Using AI/Machine Learning: for Keyword, Hashtag, Key Data extraction and Text Analysis of news articles

Hey all, I’m just going to throw this out and see if other experienced developers here have done similar kind of work before and could offer me ideas/pointers/solutions.

I’m a freelance/self-employed web developer/designer and one of my clients (a news organization) has asked for help/ideas on how they can more effectively manage their news stories.

I built their existing website including a custom CMS/database solution, the problem they’d like to address is they have multiple news editors on staff who may assign different variations of keywords to a particular news story/subject.

Obviously, they want to avoid/minimize this scenario so they usually have to manually go back to the archive and manually review the exact keywords they’ve assigned to a previous related story – time consuming.

For example, a few weeks ago the big news was the Sutherland Texas church shooting. It’s a news story that has a lot of moving parts… the tragedy itself, then segue to gun control, mental health, church security, background check, etc… A news editor may initially assign it the keyword “Sutherland”, while another may use “Sutherland Texas”, and another may use “Sutherland Baptist Church”. A news article can also have multiple keywords so another keyword can be “background check”, and another editor may assign it the keyword “mental health”.

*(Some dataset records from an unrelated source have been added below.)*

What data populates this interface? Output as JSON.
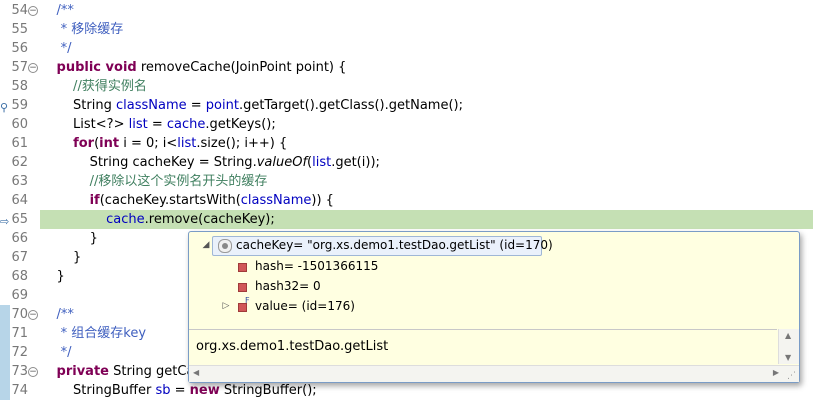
{
  "editor": {
    "lines": [
      {
        "num": "54",
        "fold": "⊖",
        "tokens": [
          {
            "t": "    /**",
            "c": "jd"
          }
        ]
      },
      {
        "num": "55",
        "tokens": [
          {
            "t": "     * 移除缓存",
            "c": "jd"
          }
        ]
      },
      {
        "num": "56",
        "tokens": [
          {
            "t": "     */",
            "c": "jd"
          }
        ]
      },
      {
        "num": "57",
        "fold": "⊖",
        "tokens": [
          {
            "t": "    ",
            "c": ""
          },
          {
            "t": "public void",
            "c": "kw"
          },
          {
            "t": " removeCache(JoinPoint point) {",
            "c": ""
          }
        ]
      },
      {
        "num": "58",
        "tokens": [
          {
            "t": "        //获得实例名",
            "c": "cm"
          }
        ]
      },
      {
        "num": "59",
        "marker": "⚲",
        "tokens": [
          {
            "t": "        String ",
            "c": ""
          },
          {
            "t": "className",
            "c": "fld"
          },
          {
            "t": " = ",
            "c": ""
          },
          {
            "t": "point",
            "c": "fld"
          },
          {
            "t": ".getTarget().getClass().getName();",
            "c": ""
          }
        ]
      },
      {
        "num": "60",
        "tokens": [
          {
            "t": "        List<?> ",
            "c": ""
          },
          {
            "t": "list",
            "c": "fld"
          },
          {
            "t": " = ",
            "c": ""
          },
          {
            "t": "cache",
            "c": "fld"
          },
          {
            "t": ".getKeys();",
            "c": ""
          }
        ]
      },
      {
        "num": "61",
        "tokens": [
          {
            "t": "        ",
            "c": ""
          },
          {
            "t": "for",
            "c": "kw"
          },
          {
            "t": "(",
            "c": ""
          },
          {
            "t": "int",
            "c": "kw"
          },
          {
            "t": " i = 0; i<",
            "c": ""
          },
          {
            "t": "list",
            "c": "fld"
          },
          {
            "t": ".size(); i++) {",
            "c": ""
          }
        ]
      },
      {
        "num": "62",
        "tokens": [
          {
            "t": "            String ",
            "c": ""
          },
          {
            "t": "cacheKey",
            "c": ""
          },
          {
            "t": " = String.",
            "c": ""
          },
          {
            "t": "valueOf",
            "c": "it"
          },
          {
            "t": "(",
            "c": ""
          },
          {
            "t": "list",
            "c": "fld"
          },
          {
            "t": ".get(i));",
            "c": ""
          }
        ]
      },
      {
        "num": "63",
        "tokens": [
          {
            "t": "            //移除以这个实例名开头的缓存",
            "c": "cm"
          }
        ]
      },
      {
        "num": "64",
        "tokens": [
          {
            "t": "            ",
            "c": ""
          },
          {
            "t": "if",
            "c": "kw"
          },
          {
            "t": "(cacheKey.startsWith(",
            "c": ""
          },
          {
            "t": "className",
            "c": "fld"
          },
          {
            "t": ")) {",
            "c": ""
          }
        ]
      },
      {
        "num": "65",
        "marker": "⇨",
        "highlight": true,
        "tokens": [
          {
            "t": "                ",
            "c": ""
          },
          {
            "t": "cache",
            "c": "fld"
          },
          {
            "t": ".remove(",
            "c": ""
          },
          {
            "t": "cacheKey",
            "c": ""
          },
          {
            "t": ");",
            "c": ""
          }
        ]
      },
      {
        "num": "66",
        "tokens": [
          {
            "t": "            }",
            "c": ""
          }
        ]
      },
      {
        "num": "67",
        "tokens": [
          {
            "t": "        }",
            "c": ""
          }
        ]
      },
      {
        "num": "68",
        "tokens": [
          {
            "t": "    }",
            "c": ""
          }
        ]
      },
      {
        "num": "69",
        "tokens": [
          {
            "t": "",
            "c": ""
          }
        ]
      },
      {
        "num": "70",
        "fold": "⊖",
        "bar": true,
        "tokens": [
          {
            "t": "    /**",
            "c": "jd"
          }
        ]
      },
      {
        "num": "71",
        "bar": true,
        "tokens": [
          {
            "t": "     * 组合缓存key",
            "c": "jd"
          }
        ]
      },
      {
        "num": "72",
        "bar": true,
        "tokens": [
          {
            "t": "     */",
            "c": "jd"
          }
        ]
      },
      {
        "num": "73",
        "fold": "⊖",
        "bar": true,
        "tokens": [
          {
            "t": "    ",
            "c": ""
          },
          {
            "t": "private",
            "c": "kw"
          },
          {
            "t": " String getCa",
            "c": ""
          }
        ]
      },
      {
        "num": "74",
        "bar": true,
        "tokens": [
          {
            "t": "        StringBuffer ",
            "c": ""
          },
          {
            "t": "sb",
            "c": "fld"
          },
          {
            "t": " = ",
            "c": ""
          },
          {
            "t": "new",
            "c": "kw"
          },
          {
            "t": " StringBuffer();",
            "c": ""
          }
        ]
      }
    ]
  },
  "popup": {
    "root": {
      "twisty": "◢",
      "label": "cacheKey= \"org.xs.demo1.testDao.getList\" (id=170)"
    },
    "children": [
      {
        "icon": "field-icon",
        "label": "hash= -1501366115",
        "expandable": false
      },
      {
        "icon": "field-icon",
        "label": "hash32= 0",
        "expandable": false
      },
      {
        "icon": "final-field-icon",
        "label": "value= (id=176)",
        "expandable": true,
        "twisty": "▷",
        "badge": "F"
      }
    ],
    "detail_text": "org.xs.demo1.testDao.getList"
  }
}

A popular news story like this can quickly grow and use multiple keywords, and multiple variations of each keyword and you can see how it can become big and wieldy – that’s the problem.

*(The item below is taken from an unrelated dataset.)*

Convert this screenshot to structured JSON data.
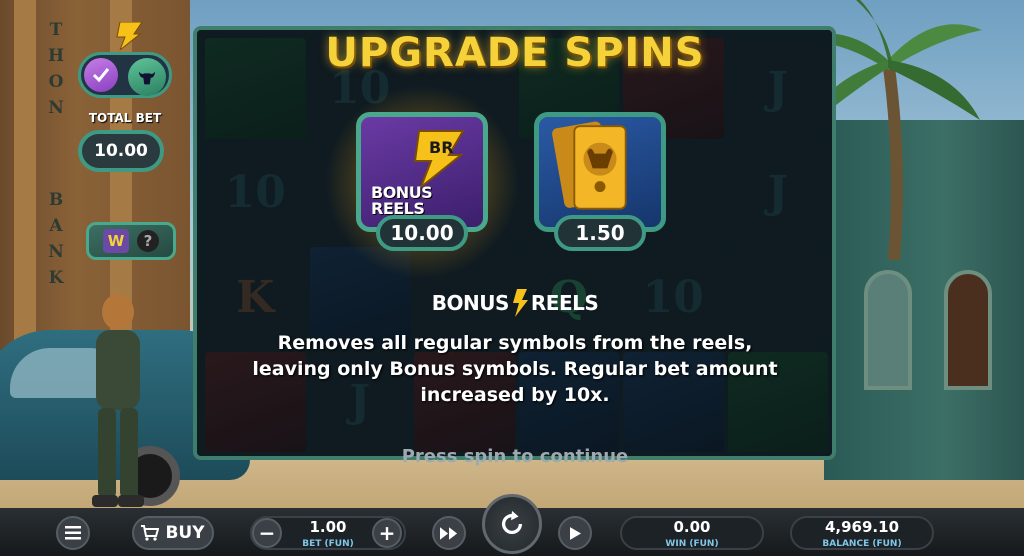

During our planning meeting, they suggested that I create a new database where they can pick pre-defined keywords they can use/assign for news stories, so they can keep usage consistent. They’ll manually manage this new database (adding, deleting pre-defined keywords).

Now, we’ve done something similar before (but for a different piece of data) and I reminded them how in the long run, we found this approach was not flexible and how it became more of a nightmare the longer the list became to manage. They remembered and agreed. They publish several news stories everyday, 5x a week. So I am not completely sold that this is the right approach – based on our previous experience.

While googling around, the idea of using AI/Machine learning came to me and using an online API provider that will do smart text analysis of the news story, so it can extract the relevant keywords, data, locations, person names, suggested hashtags, even condensed summary for each news article. The API provider will then give me a JSON output, which I can then format for display on their CMS admin. Then, news staffers can either accept the suggested keywords, or just pick and choose what the most important keywords, #hashtags they want to assign to a particular news story.

That’s my thought, and yes, it will cost some $$$ paying the API provider (but not too bad), but my thinking is this will at least standardize what keywords/tags they’ll use for a news story.

So anyway, how would you approach this? Interested to hear other ideas. Thanks!